In general, high-resistance profile to the tested antibiotics is apparent on these isolates as indicated by H. pylori resistance for tetracycline in 29% of the isolates, also in case of kanamycin H. pylori resistance of 43% which is less than Al-Sulami et al. [8] result of 60%. Amoxicillin which represents active antibiotics in treatment of this bacterium was ineffective with a resistance in 93% of the isolates.

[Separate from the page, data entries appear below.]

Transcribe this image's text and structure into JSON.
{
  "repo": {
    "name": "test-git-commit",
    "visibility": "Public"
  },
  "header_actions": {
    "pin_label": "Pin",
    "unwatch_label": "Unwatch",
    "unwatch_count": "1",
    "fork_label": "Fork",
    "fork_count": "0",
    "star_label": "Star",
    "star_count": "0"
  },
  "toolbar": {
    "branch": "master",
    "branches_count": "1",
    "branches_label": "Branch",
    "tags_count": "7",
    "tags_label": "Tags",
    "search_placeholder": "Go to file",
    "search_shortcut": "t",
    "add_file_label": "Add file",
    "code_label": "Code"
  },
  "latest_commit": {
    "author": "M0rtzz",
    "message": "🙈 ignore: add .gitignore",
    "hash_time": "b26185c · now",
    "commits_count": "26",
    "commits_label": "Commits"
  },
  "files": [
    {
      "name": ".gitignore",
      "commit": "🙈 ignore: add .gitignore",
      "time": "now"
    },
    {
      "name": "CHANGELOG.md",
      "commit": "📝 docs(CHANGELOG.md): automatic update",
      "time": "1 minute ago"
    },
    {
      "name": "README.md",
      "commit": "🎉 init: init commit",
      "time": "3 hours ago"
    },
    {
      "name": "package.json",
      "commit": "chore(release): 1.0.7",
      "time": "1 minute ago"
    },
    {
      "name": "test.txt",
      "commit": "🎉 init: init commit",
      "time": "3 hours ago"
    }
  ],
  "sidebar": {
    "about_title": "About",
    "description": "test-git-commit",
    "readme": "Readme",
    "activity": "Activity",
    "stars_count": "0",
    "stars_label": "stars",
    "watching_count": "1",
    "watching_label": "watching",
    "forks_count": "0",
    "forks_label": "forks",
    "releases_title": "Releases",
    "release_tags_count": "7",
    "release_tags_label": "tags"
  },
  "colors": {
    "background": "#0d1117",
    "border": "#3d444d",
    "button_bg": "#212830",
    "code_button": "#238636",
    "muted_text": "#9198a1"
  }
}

4.1. 16SrRNA for H. pylori Detection by PCR
In this study, this is the first report on using 16SrRNA amplification and confirmation of H. pylori isolates from environmental samples in Iraq. The 16SrRNA was chosen for detection of H. pylori because it exhibits a high degree of functional and evolutionary homology within all bacteria [9]. Only 7 isolates, out of 14 morphologically and biochemically identified H. pylori, were confirmed by 16SrRNA as they gave positive results for 16SrRNA. The prevalence of false positive isolates by conventional tests indicates a nonspecific approach. Meanwhile, in 100 drinking water samples in which no H. pylori was detected by culture method, 4 samples produced positive results by 16SrRNA. This means that cells of H. pylori that are not detected by culture method can be done by PCR, and hence, the MDCS provides the opportunity for simultaneous detection of both culturable and nonculturable forms.
Results of PCR products of 16SrRNA gene amplification revealed the presence of 500 base pair sequence of the gene coded the 16SrRNA molecule, and this result agrees with that of [15]. The size of PCR product was determined by comparing it with a DNA ladder, which contains DNA fragments of known size (1500–100) base pairs. Our results may shed additional light on the evidence supporting water-borne transmission which emanates from the fact that there is a direct recovery of H. pylori from tap water and R.O water concomitantly confirmed by PCR.
4.2. ureA Gene for H. pylori Detection by PCR
The ureA genotype was expected to be present in all Helicobacter positive strains. However, our study was unable to detect the ureA gene in the isolates of H. pylori already confirmed by 16SrRNA. This result agrees with Tiveljung et al. [20] who used ureA gene and were unable to detect it in H. pylori strain regarded as normal control.
Conclusion
The isolation of H. pylori from drinking water, tap and R.O, by culture method and consequent identification by biochemical tests and PCR represents a clear signal for the presence of this dangerous but illusive pathogen in our consumable water. It, certainly, will impact our search for a better epidemiological understanding and measures of control.